Comey was at Georgetown University and delivered a rare speech by a federal law enforcement leader on the issue of race. He explained how he grew up in an Irish American family, first in Yonkers, New York, and later in New Jersey.
He stated “I am descended from Irish immigrants. A century ago, the Irish knew well how American society – and law enforcement – viewed them: as drunks, ruffians, and criminals. Law enforcement’s biased view of the Irish lives on in the nickname we still use for the vehicle that transports groups of prisoners; it is, after all, the “Paddy Wagon.”
“The Irish had tough times, but little compares to the experience on our soil of black Americans. That experience should be part of every American’s consciousness, and law enforcement’s role in that experience – including in recent times – must be remembered. It is our cultural inheritance.
“There is a reason I require all new agents and analysts to study the FBI’s interaction with Dr. Martin Luther King, Jr., and to visit his memorial in Washington as part of their training. And there is a reason I keep on my desk a copy of Attorney General Robert Kennedy’s approval of J. Edgar Hoover’s request to wiretap Dr. King.
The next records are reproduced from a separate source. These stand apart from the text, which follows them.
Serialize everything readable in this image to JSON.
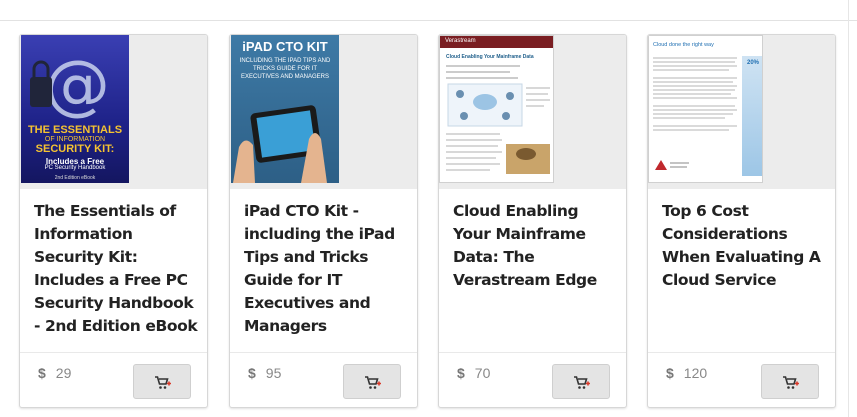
{
  "products": [
    {
      "title": "The Essentials of Information Security Kit: Includes a Free PC Security Handbook - 2nd Edition eBook",
      "currency": "$",
      "price": "29",
      "cover": {
        "line1": "THE ESSENTIALS",
        "line2": "OF INFORMATION",
        "line3": "SECURITY KIT:",
        "line4": "Includes a Free",
        "line5": "PC Security Handbook",
        "line6": "2nd Edition eBook"
      }
    },
    {
      "title": "iPad CTO Kit - including the iPad Tips and Tricks Guide for IT Executives and Managers",
      "currency": "$",
      "price": "95",
      "cover": {
        "line1": "iPAD CTO KIT",
        "line2": "INCLUDING THE IPAD TIPS AND TRICKS GUIDE FOR IT EXECUTIVES AND MANAGERS"
      }
    },
    {
      "title": "Cloud Enabling Your Mainframe Data: The Verastream Edge",
      "currency": "$",
      "price": "70",
      "cover": {
        "brand": "Verastream",
        "heading": "Cloud Enabling Your Mainframe Data"
      }
    },
    {
      "title": "Top 6 Cost Considerations When Evaluating A Cloud Service",
      "currency": "$",
      "price": "120",
      "cover": {
        "heading": "Cloud done the right way",
        "stat": "20%"
      }
    }
  ],
  "cart_icon": "shopping-cart-icon",
  "colors": {
    "cart_plus": "#d93a2b",
    "price_text": "#888888",
    "title_text": "#222222"
  }
}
It is a single page. The entire application is five sentences long, it is without fact or substance, and is predicated on the naked assertion that there is “communist influence in the racial situation.” The reason I do those things is to ensure that we remember our mistakes and that we learn from them.
“One reason we cannot forget our law enforcement legacy is that the people we serve and protect cannot forget it, either. So we must talk about our history. It is a hard truth that lives on.”